それはライブがガストレアの力を使うときの感覚に似ていた。
「っ、!」
スイッチの切り替えを行おうとしたライブをすさまじい激痛が襲う。それは、物理的な体の痛みであり、心の痛みでもあった。
(苦しい。痛い。これが命さえ代償とする魔術?)
イメージがガストレアのイメージだったためか、いままで受けてきた暴力が次々と頭に浮かぶ。
「や、め、て、、、」
助けを求めるも回りには誰もいない。正義の味方はいない。
「だ、、め」
だめだ。ここで挫けたら。強くなるって決めたんだ。皆のぶんも幸せになるって、強く生きるって決めたんだ。そして私もいつか、お父さんのように、
「くぅ、くっ、ぐぅぅ、、」
静かに痛みに耐えるライブ。地獄のような時間はいつまでも続くように感じられた。
どれくらいそうしていただろうか。
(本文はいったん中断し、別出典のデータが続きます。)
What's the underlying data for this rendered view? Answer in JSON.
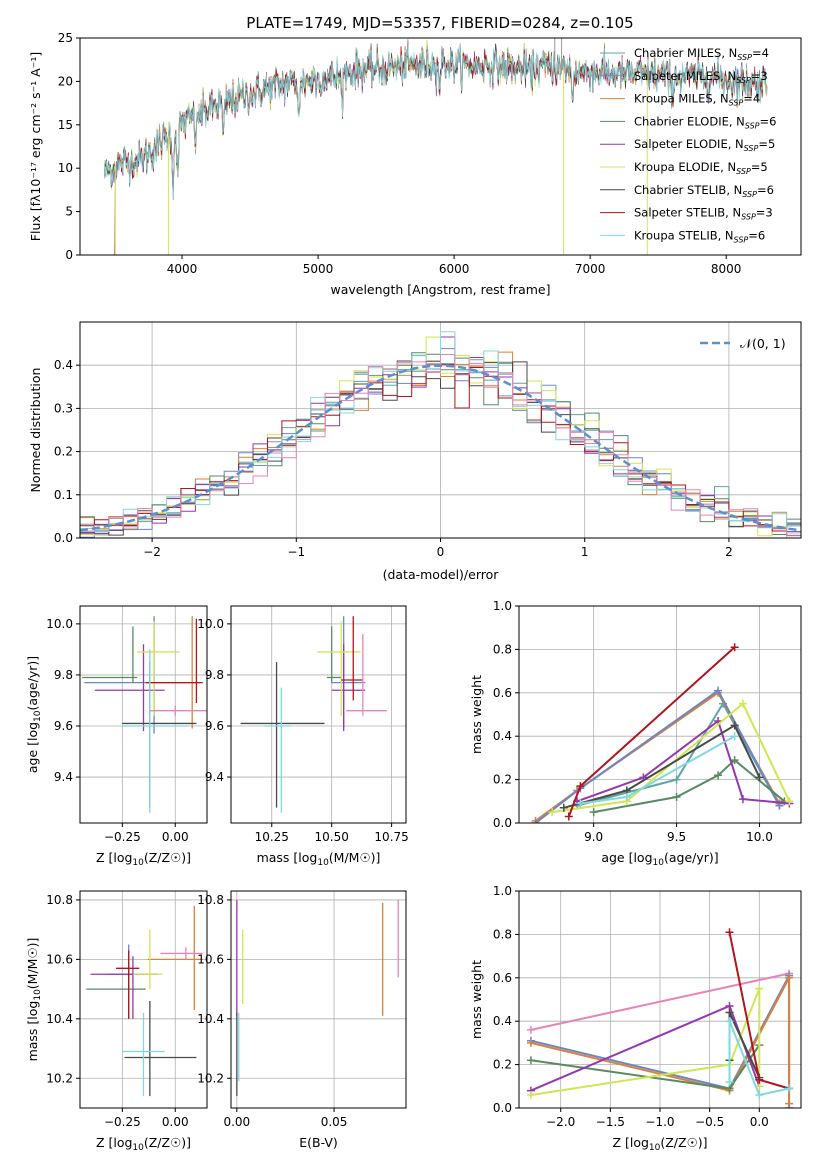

いつしか痛みはなくなっていた。
「………終わっ、った?」
気づけば身体中に力が溢れているような気がする。
「!」
そこでライブは信じられない光景を見た。
しかし、それを不思議に思う間もなく、ライブの意識は途絶えた。
ライブが最後に見たのは、倒れる自分を支える彼女の父の姿だった。
「………魔眼とは、な。」
少女を寝かせた弓兵は呟くように言った。
「大切な誰か」という言葉がありますが、そこでは、エミヤの生き方との違いを出しています。すべてを救うのではない。大切な人を最後まで守り抜く。そんな感じでしょうか。